By taking into account age-related factors such as hearing and mobility issues, in addition to traditional demographic and clinical variables, Chaudhry and colleagues led by John A. Dodson, MD, MPH (New York University School of Medicine, NY), found the new score had better predictive accuracy and quantitative ability for assessing individual risk for people who were primarily in their 70s and 80s.

The study was published online ahead of print this week in Annals of Internal Medicine.

SILVER-AMI

The new risk score is derived from the SILVER-AMI study of patients ages 75 years and older. Using data on the 3,006 patients who were hospitalized with acute MI and discharged alive, a list of 72 potential predictive variables for 6-month mortality was compiled. Of these, 15 were selected for inclusion in the new score, which is available online. While it has many of the same features of GRACE, the four notable exceptions are the addition of hearing impairment, mobility impairment, weight loss, and patient-reported health status, all of which the researchers say can be obtained at the patient’s bedside in less than 10 minutes.

In an accompanying editorial, Dhruv S. Kazi, MD (Beth Israel Deaconess Medical Center and Harvard Medical School Boston, MA), and Kirsten Bibbins-Domingo, MD, PhD (University of California, San Francisco), note that the four measures can either be automatically captured from electronic health records in some cases, or obtained from brief surveys or tests.

“Routine collection of these measures might be facilitated by their inclusion in an annual wellness visit covered for Medicare recipients,” Kazi and Bibbins-Domingo add. “Measures of frailty and the prediction rules that include them should be integrated into the electronic health record in a form that can influence clinical decision-making.

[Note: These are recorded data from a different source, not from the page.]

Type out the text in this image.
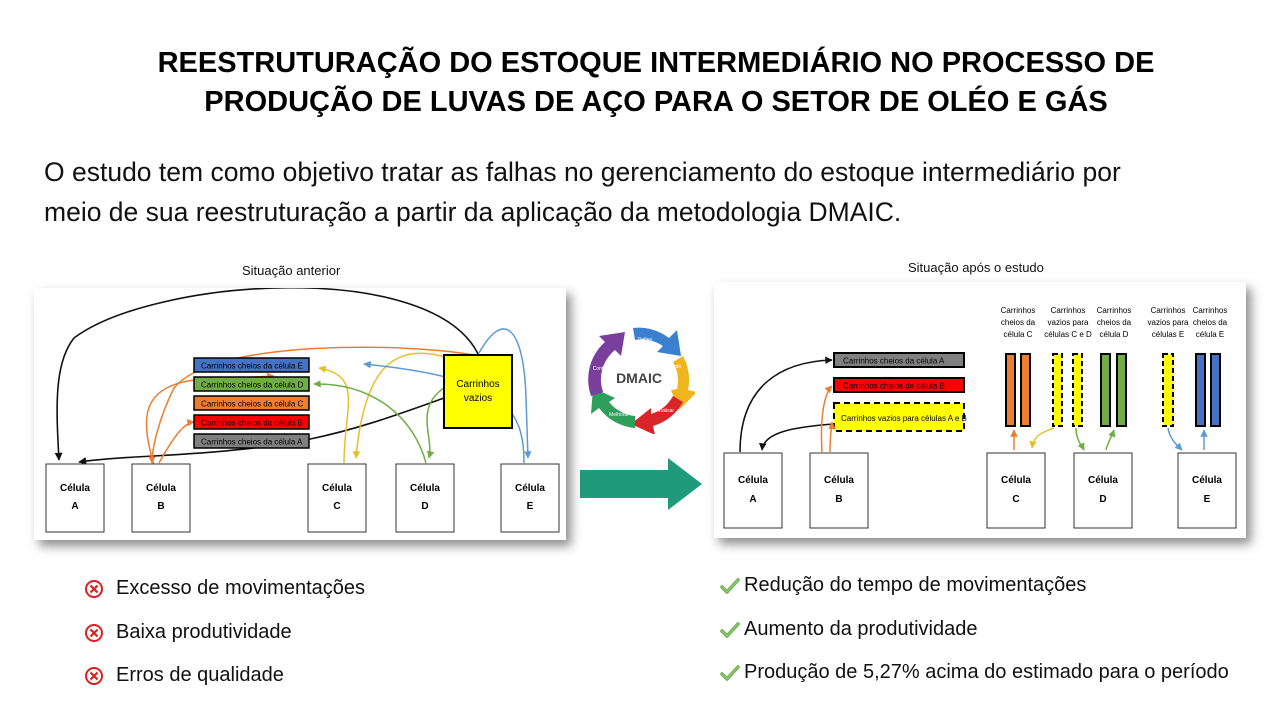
REESTRUTURAÇÃO DO ESTOQUE INTERMEDIÁRIO NO PROCESSO DE
PRODUÇÃO DE LUVAS DE AÇO PARA O SETOR DE OLÉO E GÁS
O estudo tem como objetivo tratar as falhas no gerenciamento do estoque intermediário por
meio de sua reestruturação a partir da aplicação da metodologia DMAIC.
Situação anterior	Situação após o estudo
Carrinhos cheios da célula E
Carrinhos cheios da célula D
Carrinhos cheios da célula C
Carrinhos cheios da célula B
Carrinhos cheios da célula A
Carrinhos
vazios
Célula
A
Célula
B
Célula
C
Célula
D
Célula
E
Define
Medir
Analisar
Melhorar
Controlar
DMAIC
Carrinhos cheios da célula A
Carrinhos cheios da célula B
Carrinhos vazios para células A e B
Carrinhos
cheios da
célula C
Carrinhos
vazios para
células C e D
Carrinhos
cheios da
célula D
Carrinhos
vazios para
células E
Carrinhos
cheios da
célula E
Célula
A
Célula
B
Célula
C
Célula
D
Célula
E
Excesso de movimentações
Baixa produtividade
Erros de qualidade
Redução do tempo de movimentações
Aumento da produtividade
Produção de 5,27% acima do estimado para o período
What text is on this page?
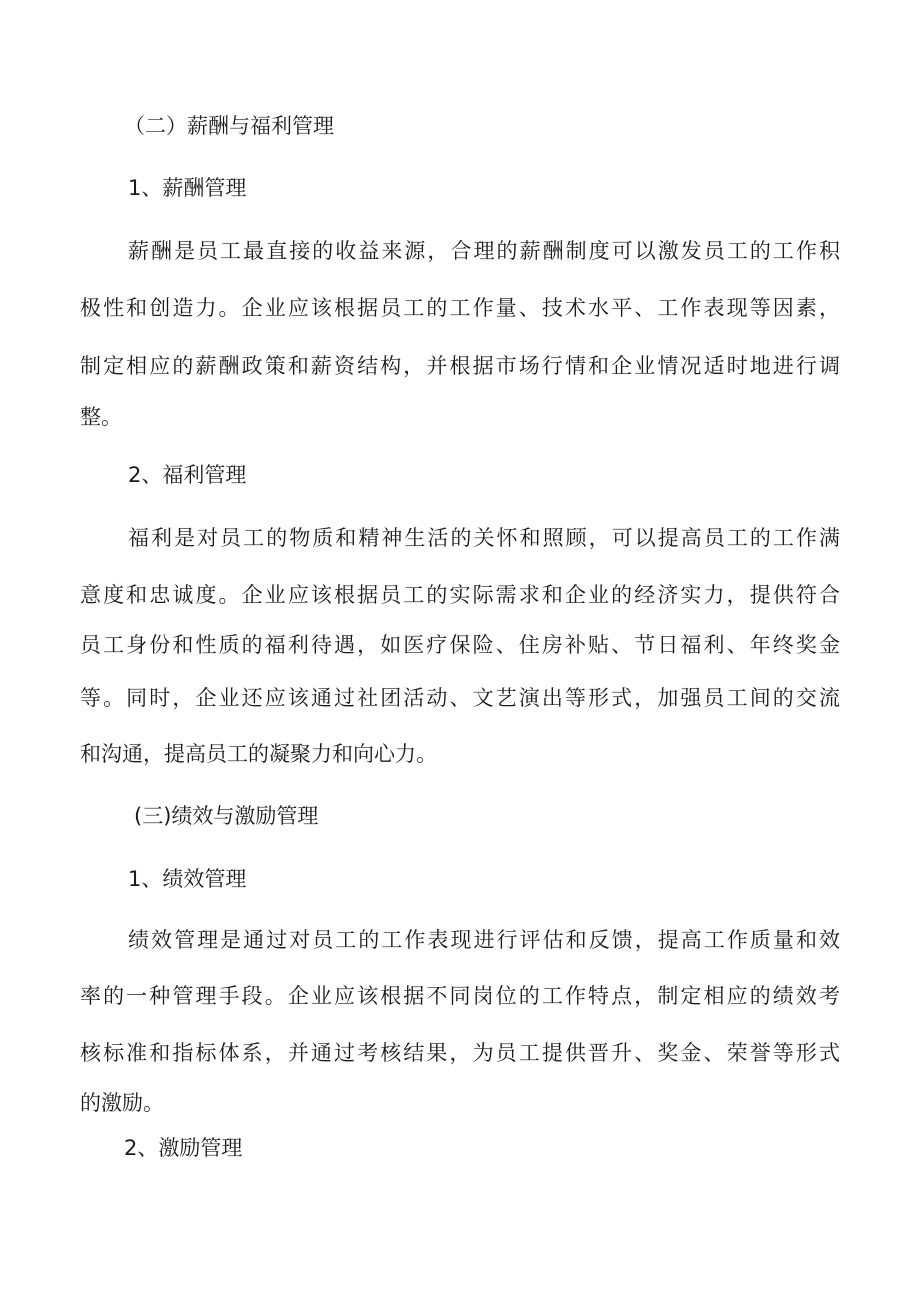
（二）薪酬与福利管理
1、薪酬管理
薪酬是员工最直接的收益来源，合理的薪酬制度可以激发员工的工作积
极性和创造力。企业应该根据员工的工作量、技术水平、工作表现等因素，
制定相应的薪酬政策和薪资结构，并根据市场行情和企业情况适时地进行调
整。
2、福利管理
福利是对员工的物质和精神生活的关怀和照顾，可以提高员工的工作满
意度和忠诚度。企业应该根据员工的实际需求和企业的经济实力，提供符合
员工身份和性质的福利待遇，如医疗保险、住房补贴、节日福利、年终奖金
等。同时，企业还应该通过社团活动、文艺演出等形式，加强员工间的交流
和沟通，提高员工的凝聚力和向心力。
(三)绩效与激励管理
1、绩效管理
绩效管理是通过对员工的工作表现进行评估和反馈，提高工作质量和效
率的一种管理手段。企业应该根据不同岗位的工作特点，制定相应的绩效考
核标准和指标体系，并通过考核结果，为员工提供晋升、奖金、荣誉等形式
的激励。
2、激励管理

To TCTMD, Chaudhry said that while it would be “a great idea to start considering ways that we might automate this information,” there is one major concern. “There might be a change from a wellness visit to the time that a person has a heart attack,” she observed. “Our risk score used information that had been collected at the time of hospitalization. Having said that, the more information that we have about patients’ function, the better. For many patients, just having more information is valuable in and of itself.”

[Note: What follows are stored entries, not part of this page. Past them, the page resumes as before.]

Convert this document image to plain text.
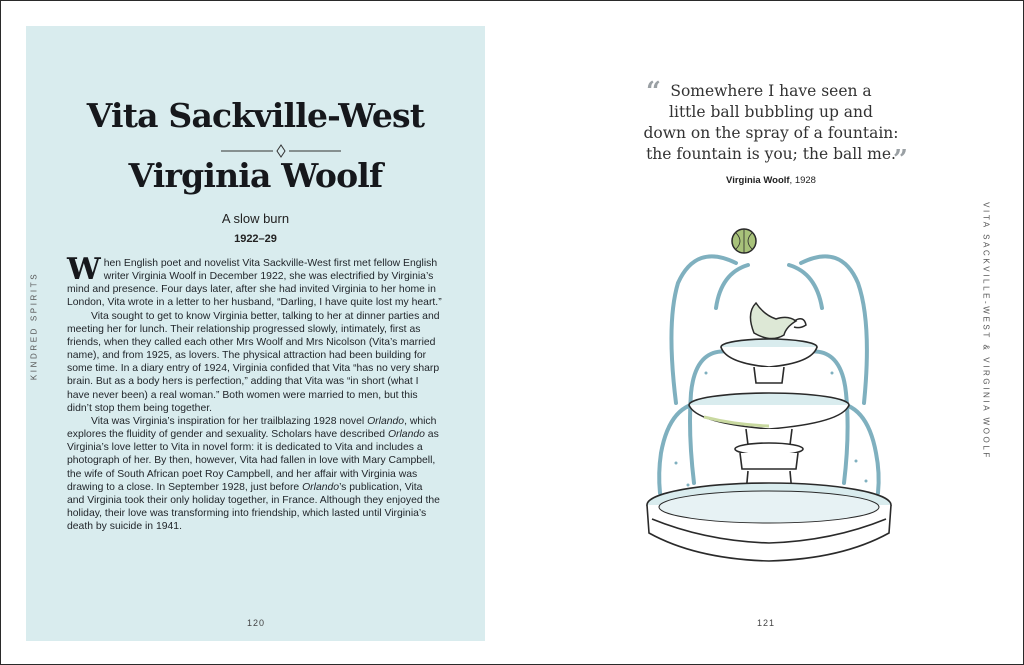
Vita Sackville-West
Virginia Woolf
A slow burn
1922–29
KINDRED SPIRITS

When English poet and novelist Vita Sackville-West first met fellow English writer Virginia Woolf in December 1922, she was electrified by Virginia’s mind and presence. Four days later, after she had invited Virginia to her home in London, Vita wrote in a letter to her husband, “Darling, I have quite lost my heart.”

Vita sought to get to know Virginia better, talking to her at dinner parties and meeting her for lunch. Their relationship progressed slowly, intimately, first as friends, when they called each other Mrs Woolf and Mrs Nicolson (Vita’s married name), and from 1925, as lovers. The physical attraction had been building for some time. In a diary entry of 1924, Virginia confided that Vita “has no very sharp brain. But as a body hers is perfection,” adding that Vita was “in short (what I have never been) a real woman.” Both women were married to men, but this didn’t stop them being together.

Vita was Virginia’s inspiration for her trailblazing 1928 novel Orlando, which explores the fluidity of gender and sexuality. Scholars have described Orlando as Virginia’s love letter to Vita in novel form: it is dedicated to Vita and includes a photograph of her. By then, however, Vita had fallen in love with Mary Campbell, the wife of South African poet Roy Campbell, and her affair with Virginia was drawing to a close. In September 1928, just before Orlando’s publication, Vita and Virginia took their only holiday together, in France. Although they enjoyed the holiday, their love was transforming into friendship, which lasted until Virginia’s death by suicide in 1941.

120
“ Somewhere I have seen a
little ball bubbling up and
down on the spray of a fountain:
the fountain is you; the ball me.
”
Virginia Woolf, 1928
VITA SACKVILLE-WEST & VIRGINIA WOOLF
121
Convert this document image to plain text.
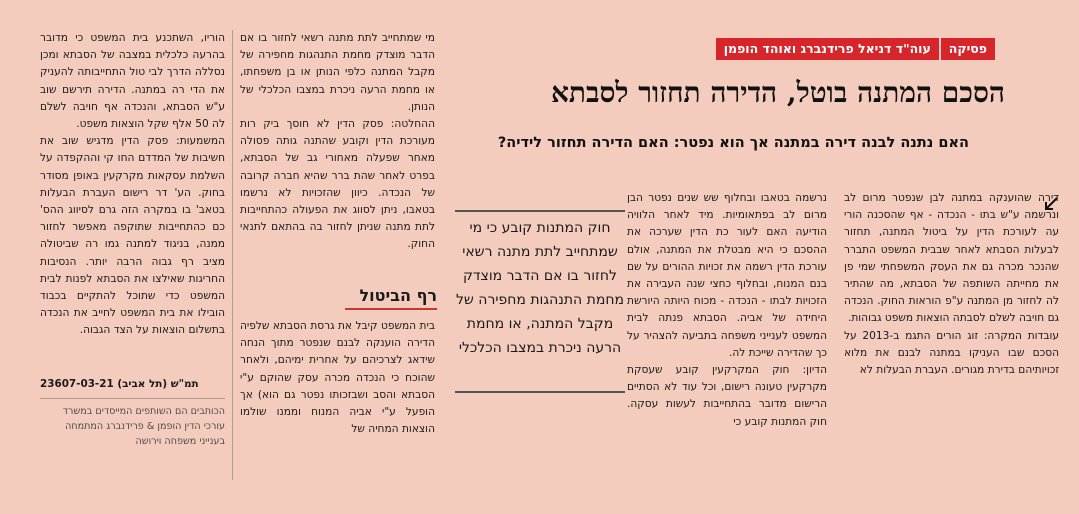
פסיקה
עוה"ד דניאל פרידנברג ואוהד הופמן
הסכם המתנה בוטל, הדירה תחזור לסבתא
האם נתנה לבנה דירה במתנה אך הוא נפטר: האם הדירה תחזור לידיה?

דירה שהוענקה במתנה לבן שנפטר מרום לב ונרשמה ע"ש בתו - הנכדה - אף שהסכנה הורי עה לעורכת הדין על ביטול המתנה, תחזור לבעלות הסבתא לאחר שבבית המשפט התברר שהנכר מכרה גם את העסק המשפחתי שמי פן את מחייתה השותפה של הסבתא, מה שהתיר לה לחזור מן המתנה ע"פ הוראות החוק. הנכדה גם חויבה לשלם לסבתה הוצאות משפט גבוהות.

עובדות המקרה: זוג הורים התגמ ב-2013 על הסכם שבו העניקו במתנה לבנם את מלוא זכויותיהם בדירת מגורים. העברת הבעלות לא

נרשמה בטאבו ובחלוף שש שנים נפטר הבן מרום לב בפתאומיות. מיד לאחר הלוויה הודיעה האם לעור כת הדין שערכה את ההסכם כי היא מבטלת את המתנה, אולם עורכת הדין רשמה את זכויות ההורים על שם בנם המנוח, ובחלוף כחצי שנה העבירה את הזכויות לבתו - הנכדה - מכוח היותה היורשת היחידה של אביה. הסבתא פנתה לבית המשפט לענייני משפחה בתביעה להצהיר על כך שהדירה שייכת לה.

הדיון: חוק המקרקעין קובע שעסקת מקרקעין טעונה רישום, וכל עוד לא הסתיים הרישום מדובר בהתחייבות לעשות עסקה. חוק המתנות קובע כי

חוק המתנות קובע כי מי שמתחייב לתת מתנה רשאי לחזור בו אם הדבר מוצדק מחמת התנהגות מחפירה של מקבל המתנה, או מחמת הרעה ניכרת במצבו הכלכלי

מי שמתחייב לתת מתנה רשאי לחזור בו אם הדבר מוצדק מחמת התנהגות מחפירה של מקבל המתנה כלפי הנותן או בן משפחתו, או מחמת הרעה ניכרת במצבו הכלכלי של הנותן.

ההחלטה: פסק הדין לא חוסך ביק רות מעורכת הדין וקובע שהתנה גותה פסולה מאחר שפעלה מאחורי גב של הסבתא, בפרט לאחר שהת ברר שהיא חברה קרובה של הנכדה. כיוון שהזכויות לא נרשמו בטאבו, ניתן לסווג את הפעולה כהתחייבות לתת מתנה שניתן לחזור בה בהתאם לתנאי החוק.

רף הביטול

בית המשפט קיבל את גרסת הסבתא שלפיה הדירה הוענקה לבנם שנפטר מתוך הנחה שידאג לצרכיהם על אחרית ימיהם, ולאחר שהוכח כי הנכדה מכרה עסק שהוקם ע"י הסבתא והסב ושבזכותו נפטר גם הוא) אך הופעל ע"י אביה המנוח וממנו שולמו הוצאות המחיה של

הוריו, השתכנע בית המשפט כי מדובר בהרעה כלכלית במצבה של הסבתא ומכן נסללה הדרך לבי טול התחייבותה להעניק את הדי רה במתנה. הדירה תירשם שוב ע"ש הסבתא, והנכדה אף חויבה לשלם לה 50 אלף שקל הוצאות משפט.

המשמעות: פסק הדין מדגיש שוב את חשיבות של המדדם החו קי וההקפדה על השלמת עסקאות מקרקעין באופן מסודר בחוק. הע' דר רישום העברת הבעלות בטאב' בו במקרה הזה גרם לסיווג ההס' כם כהתחייבות שתוקפה מאפשר לחזור ממנה, בניגוד למתנה גמו רה שביטולה מציב רף גבוה הרבה יותר. הנסיבות החריגות שאילצו את הסבתא לפנות לבית המשפט כדי שתוכל להתקיים בכבוד הובילו את בית המשפט לחייב את הנכדה בתשלום הוצאות על הצד הגבוה.

תמ"ש (תל אביב) 23607-03-21
הכותבים הם השותפים המייסדים במשרד עורכי הדין הופמן & פרידנברג המתמחה בענייני משפחה וירושה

Another important issue raised by the editorialists, however, is uncertainty over whether the predictors of 6-month mortality are themselves the targets for intervention, or whether they are markers for other features that need to be addressed.

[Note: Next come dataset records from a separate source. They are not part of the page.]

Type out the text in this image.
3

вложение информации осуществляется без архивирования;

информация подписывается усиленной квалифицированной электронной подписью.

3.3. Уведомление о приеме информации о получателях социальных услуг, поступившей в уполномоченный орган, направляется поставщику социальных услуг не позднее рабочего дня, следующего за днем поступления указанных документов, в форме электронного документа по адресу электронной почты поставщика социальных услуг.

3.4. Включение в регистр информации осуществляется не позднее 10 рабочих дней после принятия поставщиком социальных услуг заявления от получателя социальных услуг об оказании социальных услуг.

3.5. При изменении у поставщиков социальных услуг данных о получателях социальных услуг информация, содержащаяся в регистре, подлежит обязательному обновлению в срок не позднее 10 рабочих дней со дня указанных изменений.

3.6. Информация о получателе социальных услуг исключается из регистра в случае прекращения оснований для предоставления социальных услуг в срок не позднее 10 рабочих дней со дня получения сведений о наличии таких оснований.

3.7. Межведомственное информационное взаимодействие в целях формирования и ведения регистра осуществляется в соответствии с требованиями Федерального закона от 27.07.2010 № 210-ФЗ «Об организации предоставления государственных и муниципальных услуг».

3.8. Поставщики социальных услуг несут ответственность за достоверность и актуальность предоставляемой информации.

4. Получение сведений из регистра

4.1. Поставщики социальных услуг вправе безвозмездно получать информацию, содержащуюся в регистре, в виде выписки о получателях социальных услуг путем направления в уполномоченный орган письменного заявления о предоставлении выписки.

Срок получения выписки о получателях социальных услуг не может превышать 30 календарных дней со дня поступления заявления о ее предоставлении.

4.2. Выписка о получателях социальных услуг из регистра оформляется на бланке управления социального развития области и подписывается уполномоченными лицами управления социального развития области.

“For instance, if a patient with limited mobility is at increased risk for death after an MI, does providing transportation services become more effective than referring them to physical therapy?” they write.

“It is true that while it's very important to be able to have goal-directed therapy and use information from the risk score to actually do something to decrease mortality, you could also imagine a scenario where an older person might have a very high risk for mortality and that might inform their goals of care conversation,” Chaudhry said.

In other situations, things such as hearing impairment, which may increase mortality risk through difficulty in understanding and carrying out complex medication and follow-up instructions, could prompt interventions to ensure that patients are hearing and understanding all of the information correctly and/or that a caregiver is present when the information is given.

Until external validation of the risk score is conducted in larger populations, these questions will likely remain unanswered, Chaudhry noted.

“Our study was merely developing and validating the risk score; sort of putting it out there,” she told TCTMD. “Whether putting that into the hands of clinicians actually makes a difference, that's an important future study that's outside the bounds of what we did.”

Sources
Disclosures
  • Dodson is the recipient of a patient-oriented research career development award from the National Institute on Aging.
  • Chaudhry reports personal fees from the CVS Caremark Clinical Program for the state of Connecticut outside the submitted work.
  • Kazi and Bibbins-Domingo report no relevant conflicts of interest.